平均概率:可以count(date1)得到左表全部的date记录数作为分母(去重之后便是全部人数),count(date2)得到右表关联上了的date记录数作为分子(关联上说明日期差为1,满足次日留存的条件),相除即可得到平均概率。
SELECT
count(distinct q2.device_id, q2.date) / count(distinct q1.device_id, q1.date) as avg_ret
FROM
question_practice_detail as q1
left outer join question_practice_detail as q2
on q1.device_id = q2.device_id
and datediff (q2.date, q1.date) = 1;
解法2:用lag函数将同一用户连续两天的记录拼接起来。
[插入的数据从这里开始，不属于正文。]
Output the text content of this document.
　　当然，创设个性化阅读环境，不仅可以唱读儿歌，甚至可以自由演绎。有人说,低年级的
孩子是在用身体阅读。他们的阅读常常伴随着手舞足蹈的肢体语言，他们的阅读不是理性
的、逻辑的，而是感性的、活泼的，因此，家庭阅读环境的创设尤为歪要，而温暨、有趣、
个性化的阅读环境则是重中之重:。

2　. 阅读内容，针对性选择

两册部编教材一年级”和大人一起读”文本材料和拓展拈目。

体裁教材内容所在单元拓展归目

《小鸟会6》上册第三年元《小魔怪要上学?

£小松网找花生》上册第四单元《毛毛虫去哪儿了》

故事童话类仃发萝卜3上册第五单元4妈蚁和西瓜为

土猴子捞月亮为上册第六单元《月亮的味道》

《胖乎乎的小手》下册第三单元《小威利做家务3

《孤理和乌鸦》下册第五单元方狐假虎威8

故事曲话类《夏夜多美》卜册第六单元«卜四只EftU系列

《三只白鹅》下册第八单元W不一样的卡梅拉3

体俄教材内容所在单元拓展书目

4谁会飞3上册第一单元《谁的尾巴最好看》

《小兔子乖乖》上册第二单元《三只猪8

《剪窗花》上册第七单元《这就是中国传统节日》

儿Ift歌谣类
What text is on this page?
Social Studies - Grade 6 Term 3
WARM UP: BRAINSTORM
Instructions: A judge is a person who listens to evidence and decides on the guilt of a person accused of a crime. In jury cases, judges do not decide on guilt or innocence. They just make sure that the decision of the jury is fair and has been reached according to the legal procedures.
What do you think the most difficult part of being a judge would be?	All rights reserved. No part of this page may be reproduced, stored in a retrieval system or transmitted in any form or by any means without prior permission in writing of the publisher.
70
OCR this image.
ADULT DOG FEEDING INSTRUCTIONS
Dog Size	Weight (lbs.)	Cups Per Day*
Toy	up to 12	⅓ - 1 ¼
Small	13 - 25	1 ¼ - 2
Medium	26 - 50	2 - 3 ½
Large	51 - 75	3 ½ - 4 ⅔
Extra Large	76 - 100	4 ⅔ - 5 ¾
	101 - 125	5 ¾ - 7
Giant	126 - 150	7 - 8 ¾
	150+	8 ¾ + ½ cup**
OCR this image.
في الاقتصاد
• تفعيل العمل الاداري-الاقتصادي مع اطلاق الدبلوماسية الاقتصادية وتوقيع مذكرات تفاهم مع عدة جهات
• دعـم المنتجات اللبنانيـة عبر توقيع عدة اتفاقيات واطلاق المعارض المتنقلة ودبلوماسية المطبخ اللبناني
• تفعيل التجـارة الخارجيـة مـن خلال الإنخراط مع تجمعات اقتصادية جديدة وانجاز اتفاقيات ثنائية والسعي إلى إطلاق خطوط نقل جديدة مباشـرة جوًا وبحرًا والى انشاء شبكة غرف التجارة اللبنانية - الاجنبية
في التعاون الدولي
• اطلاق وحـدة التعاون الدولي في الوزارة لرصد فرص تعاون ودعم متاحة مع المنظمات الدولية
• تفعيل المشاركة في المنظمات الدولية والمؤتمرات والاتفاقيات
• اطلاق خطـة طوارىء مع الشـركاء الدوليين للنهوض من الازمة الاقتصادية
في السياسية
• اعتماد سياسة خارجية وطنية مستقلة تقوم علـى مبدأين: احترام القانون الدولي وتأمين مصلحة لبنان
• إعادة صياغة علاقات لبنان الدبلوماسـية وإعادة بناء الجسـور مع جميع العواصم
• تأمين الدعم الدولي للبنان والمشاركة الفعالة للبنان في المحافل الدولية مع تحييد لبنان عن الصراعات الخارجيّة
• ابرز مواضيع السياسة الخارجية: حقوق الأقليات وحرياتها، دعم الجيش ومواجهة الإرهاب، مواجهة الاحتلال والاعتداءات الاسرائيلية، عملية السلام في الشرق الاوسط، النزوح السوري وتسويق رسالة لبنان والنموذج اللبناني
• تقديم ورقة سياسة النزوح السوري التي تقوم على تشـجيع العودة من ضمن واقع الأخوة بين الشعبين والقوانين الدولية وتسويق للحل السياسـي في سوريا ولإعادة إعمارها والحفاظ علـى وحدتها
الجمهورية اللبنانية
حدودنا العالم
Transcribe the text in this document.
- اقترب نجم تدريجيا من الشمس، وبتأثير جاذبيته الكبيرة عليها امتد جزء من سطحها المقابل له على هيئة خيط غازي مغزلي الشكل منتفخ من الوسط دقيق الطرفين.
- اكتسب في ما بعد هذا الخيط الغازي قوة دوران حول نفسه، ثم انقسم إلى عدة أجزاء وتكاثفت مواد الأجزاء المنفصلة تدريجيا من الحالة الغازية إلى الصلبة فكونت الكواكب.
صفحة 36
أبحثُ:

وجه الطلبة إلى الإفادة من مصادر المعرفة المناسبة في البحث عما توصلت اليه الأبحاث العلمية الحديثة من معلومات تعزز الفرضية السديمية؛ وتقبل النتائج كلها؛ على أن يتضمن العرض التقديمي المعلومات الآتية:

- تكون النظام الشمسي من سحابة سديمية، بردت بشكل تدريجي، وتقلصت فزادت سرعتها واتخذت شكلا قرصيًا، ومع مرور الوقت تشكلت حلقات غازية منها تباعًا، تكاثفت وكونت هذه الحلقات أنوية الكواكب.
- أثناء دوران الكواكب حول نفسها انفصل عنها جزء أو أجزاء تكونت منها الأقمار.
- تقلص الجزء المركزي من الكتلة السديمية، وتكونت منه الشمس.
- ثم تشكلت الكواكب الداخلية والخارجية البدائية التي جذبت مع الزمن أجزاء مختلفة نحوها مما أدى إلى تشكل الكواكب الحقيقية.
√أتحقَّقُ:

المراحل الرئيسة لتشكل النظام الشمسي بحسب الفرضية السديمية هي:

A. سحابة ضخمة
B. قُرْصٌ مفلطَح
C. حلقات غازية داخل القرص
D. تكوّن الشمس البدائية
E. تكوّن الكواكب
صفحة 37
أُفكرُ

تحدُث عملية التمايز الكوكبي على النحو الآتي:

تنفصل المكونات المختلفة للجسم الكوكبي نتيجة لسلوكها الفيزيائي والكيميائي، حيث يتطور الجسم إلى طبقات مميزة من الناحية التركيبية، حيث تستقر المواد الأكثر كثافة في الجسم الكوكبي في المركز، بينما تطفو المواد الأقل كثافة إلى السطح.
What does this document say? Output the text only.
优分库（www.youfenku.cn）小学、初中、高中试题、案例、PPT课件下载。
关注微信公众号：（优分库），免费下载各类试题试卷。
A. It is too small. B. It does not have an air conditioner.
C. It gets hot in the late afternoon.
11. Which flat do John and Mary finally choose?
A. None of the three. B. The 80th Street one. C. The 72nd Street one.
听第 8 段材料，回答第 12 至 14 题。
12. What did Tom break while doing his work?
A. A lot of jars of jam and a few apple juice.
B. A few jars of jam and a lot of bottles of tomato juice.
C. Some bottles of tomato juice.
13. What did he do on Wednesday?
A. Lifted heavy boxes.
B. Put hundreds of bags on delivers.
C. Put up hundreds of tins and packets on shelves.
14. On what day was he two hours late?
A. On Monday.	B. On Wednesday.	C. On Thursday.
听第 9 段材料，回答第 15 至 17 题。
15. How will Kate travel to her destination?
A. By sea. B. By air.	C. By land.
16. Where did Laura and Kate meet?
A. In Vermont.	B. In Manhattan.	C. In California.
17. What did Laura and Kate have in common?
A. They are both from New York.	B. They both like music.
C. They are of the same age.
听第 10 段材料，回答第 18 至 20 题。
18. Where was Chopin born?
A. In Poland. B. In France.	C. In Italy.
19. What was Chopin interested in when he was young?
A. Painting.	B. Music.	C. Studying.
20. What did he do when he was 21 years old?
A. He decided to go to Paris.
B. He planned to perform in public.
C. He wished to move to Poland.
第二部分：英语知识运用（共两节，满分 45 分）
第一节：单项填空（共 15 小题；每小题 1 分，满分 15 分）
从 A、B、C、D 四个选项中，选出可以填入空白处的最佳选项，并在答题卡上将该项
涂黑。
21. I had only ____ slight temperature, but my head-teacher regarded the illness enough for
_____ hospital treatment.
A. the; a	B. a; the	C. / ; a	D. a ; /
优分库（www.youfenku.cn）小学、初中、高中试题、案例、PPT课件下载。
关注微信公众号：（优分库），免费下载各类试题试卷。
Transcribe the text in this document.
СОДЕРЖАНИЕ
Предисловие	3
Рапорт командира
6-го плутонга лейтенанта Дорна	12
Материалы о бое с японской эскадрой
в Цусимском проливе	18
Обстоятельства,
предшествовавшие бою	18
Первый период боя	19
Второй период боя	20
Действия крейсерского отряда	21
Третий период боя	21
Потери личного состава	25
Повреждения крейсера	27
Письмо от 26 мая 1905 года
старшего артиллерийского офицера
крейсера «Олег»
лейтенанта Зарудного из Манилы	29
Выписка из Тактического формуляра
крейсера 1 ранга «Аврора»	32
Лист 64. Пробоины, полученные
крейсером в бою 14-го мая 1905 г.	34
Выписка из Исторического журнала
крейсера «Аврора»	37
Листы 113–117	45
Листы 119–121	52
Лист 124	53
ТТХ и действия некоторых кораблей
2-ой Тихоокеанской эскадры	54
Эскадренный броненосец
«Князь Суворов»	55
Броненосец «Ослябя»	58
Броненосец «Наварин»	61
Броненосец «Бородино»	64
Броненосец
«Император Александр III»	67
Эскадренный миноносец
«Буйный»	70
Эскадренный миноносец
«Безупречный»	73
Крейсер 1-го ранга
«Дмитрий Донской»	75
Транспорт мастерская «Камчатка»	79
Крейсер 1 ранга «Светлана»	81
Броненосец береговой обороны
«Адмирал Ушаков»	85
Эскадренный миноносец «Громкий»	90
先按用户分组partition by device_id
,再按日期升序排序order by date
,再两两拼接(第一个默认和null拼接),即lag(date) over (partition by device_id order by date),datediff(date,
lag(date) over (partition by device_id order by date))=1则满足次日留存条件。
select count(if (diff = 1, 1, null)) / (count(*) ) as avg_ret
from(
select device_id,date,
datediff (date,lag (date) over (partition by device_id
order by date)) diff
from question_practice_detail
group by device_id,date
) t
(4)、查询结果
附:SQL中lag()和lead()函数使用_lag函数_Schafferyy的博客-CSDN博客
二、连续签到问题
(1)、题目:查询每位用户的最大连续登录天数
(2)、数据:此处创建表user_login,并插入数据
create table user_login(
user_id INT,
visit_date datetime(6)
);
insert into user_login values(1, '2023-3-16');
insert into user_login values(1, '2023-3-17' );
insert into user_login values(2, '2023-3-18' );
insert into user_login values(2, '2023-3-19' );
insert into user_login values(1, '2023-3-20' );
insert into user_login values(1, '2023-3-21' );
insert into user_login values(1, '2023-3-22' );
insert into user_login values(1, '2023-3-23' );
commit;
select * from user_login
(3)、解法:使用窗口函数row_number() over(partition by user_id order by visit_date) as rk给每个用户的登陆时间一个连续升序的序号,同时输出用户登陆时间减去rk天数,如果差一样说明用户连续登录。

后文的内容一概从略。